Было больно и… обидно. Хотелось выть от этой боли и обиды. За что? Та красивая девушка с холодными глазами, что так мило улыбалась моим песням… — за что?! Скажи, за что ты убила меня?

Скажи, зачем ты убила меня? Быть может, я в чем-то была не права? Я только хотела тебя спасти, Тебя — от самой же тебя… прости.

Сами собой складывались новые строчки. Она шептала слова и чувствовала слёзы на щеках. Боль и жар отступали: море успокаивалось после бури, и волны уже не накрывали её с головой. Она могла мыслить почти ясно. И девушка понимала: то её последние мгновения. Она кашляет кровью, очень скоро она умрёт.

"Только не оставляйте меня здесь! — попросила она незнакомца. — Хочу умереть там, где свет!" — Странный целитель опять не внял.

"Умираю…" — подумала она. Страха не было, злости не было — даже к той, что нанесла удар кинжалом, до сих пор убивающий её. Да, даже к ней, лишившей мир её чудесного Дара…

"Сестра… — зазвенел тихий голос. Наполнил пустоту, и долго ещё его отголоски били её по ушам: — Сестра, сестра…".

"Целитель погибает от руки исцелённого. Это закон".

Лицо девушки-убийцы было перед её мысленным взором: неподвижное, неживое, как плохой портрет. Настоящая маска ярости… и боли.
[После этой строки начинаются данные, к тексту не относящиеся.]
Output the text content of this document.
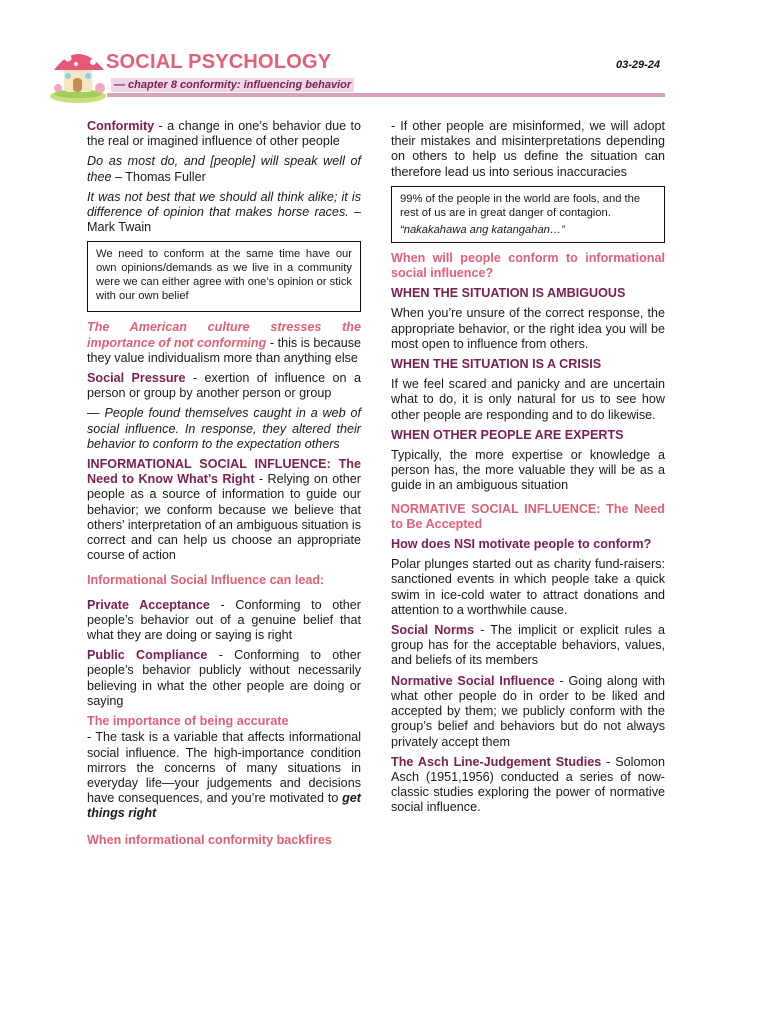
SOCIAL PSYCHOLOGY
— chapter 8 conformity: influencing behavior
03-29-24

Conformity - a change in one’s behavior due to the real or imagined influence of other people

Do as most do, and [people] will speak well of thee – Thomas Fuller

It was not best that we should all think alike; it is difference of opinion that makes horse races. – Mark Twain

We need to conform at the same time have our own opinions/demands as we live in a community were we can either agree with one’s opinion or stick with our own belief

The American culture stresses the importance of not conforming - this is because they value individualism more than anything else

Social Pressure - exertion of influence on a person or group by another person or group

— People found themselves caught in a web of social influence. In response, they altered their behavior to conform to the expectation others

INFORMATIONAL SOCIAL INFLUENCE: The Need to Know What’s Right - Relying on other people as a source of information to guide our behavior; we conform because we believe that others’ interpretation of an ambiguous situation is correct and can help us choose an appropriate course of action

Informational Social Influence can lead:

Private Acceptance - Conforming to other people’s behavior out of a genuine belief that what they are doing or saying is right

Public Compliance - Conforming to other people’s behavior publicly without necessarily believing in what the other people are doing or saying

The importance of being accurate

- The task is a variable that affects informational social influence. The high-importance condition mirrors the concerns of many situations in everyday life—your judgements and decisions have consequences, and you’re motivated to get things right

When informational conformity backfires

- If other people are misinformed, we will adopt their mistakes and misinterpretations depending on others to help us define the situation can therefore lead us into serious inaccuracies

99% of the people in the world are fools, and the rest of us are in great danger of contagion.

“nakakahawa ang katangahan…”

When will people conform to informational social influence?

WHEN THE SITUATION IS AMBIGUOUS

When you’re unsure of the correct response, the appropriate behavior, or the right idea you will be most open to influence from others.

WHEN THE SITUATION IS A CRISIS

If we feel scared and panicky and are uncertain what to do, it is only natural for us to see how other people are responding and to do likewise.

WHEN OTHER PEOPLE ARE EXPERTS

Typically, the more expertise or knowledge a person has, the more valuable they will be as a guide in an ambiguous situation

NORMATIVE SOCIAL INFLUENCE: The Need to Be Accepted

How does NSI motivate people to conform?

Polar plunges started out as charity fund-raisers: sanctioned events in which people take a quick swim in ice-cold water to attract donations and attention to a worthwhile cause.

Social Norms - The implicit or explicit rules a group has for the acceptable behaviors, values, and beliefs of its members

Normative Social Influence - Going along with what other people do in order to be liked and accepted by them; we publicly conform with the group’s belief and behaviors but do not always privately accept them

The Asch Line-Judgement Studies - Solomon Asch (1951,1956) conducted a series of now-classic studies exploring the power of normative social influence.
"Прости, сестра! — мысленно попросила она убийцу. — Я помню: и тебе было больно. Убивать больнее, чем умирать. Ты разрушила свою душу, чтобы спасти мою. Благодарю тебя!

Перед глазами уже не была чернота: золотисто-зелёное марево, как там, на Балу. И этот туман трепетал, как крылья бабочки. Она хотела раствориться в нём, но не могла, что-то мешало.

Сухие бешеные глаза — нет, не той, убийцы, — другие. Любимые. Тонкие губы сжаты в едва различимую полоску: "Прости, я виноват! Не уберёг…"

"Ульрик! Подожди. Я хочу поговорить с тобой… Я должна рассказать тебе…" — но без предупреждения появился молчаливый спаситель, грубо выдернул её из пустоты грёз. Снова тяжёлый запах болезни, качающийся огонёк лампады, странная фигура в красном…

Целитель склонился к ней, и она почувствовала: от него пахнет склепом, смертью! Его ледяные пальцы заскользили по обнажённой коже груди, и девушка вяло трепыхнулась на постели, постаралась отодвинуться.

— Кто вы? — её оборвал новый, сильнейший приступ кашля, от которого внутри словно что-то оборвалось. — О, видите, как мне плохо…

— Кто я? — тихо спросил он, и новое видение-воспоминание явилось ей: вот, кто забрал её из того склепа — этот целитель! Она помнила сильные красивые мужские руки, её щека прижималась к мягкому бархату его костюма: красному-красному, как кровь…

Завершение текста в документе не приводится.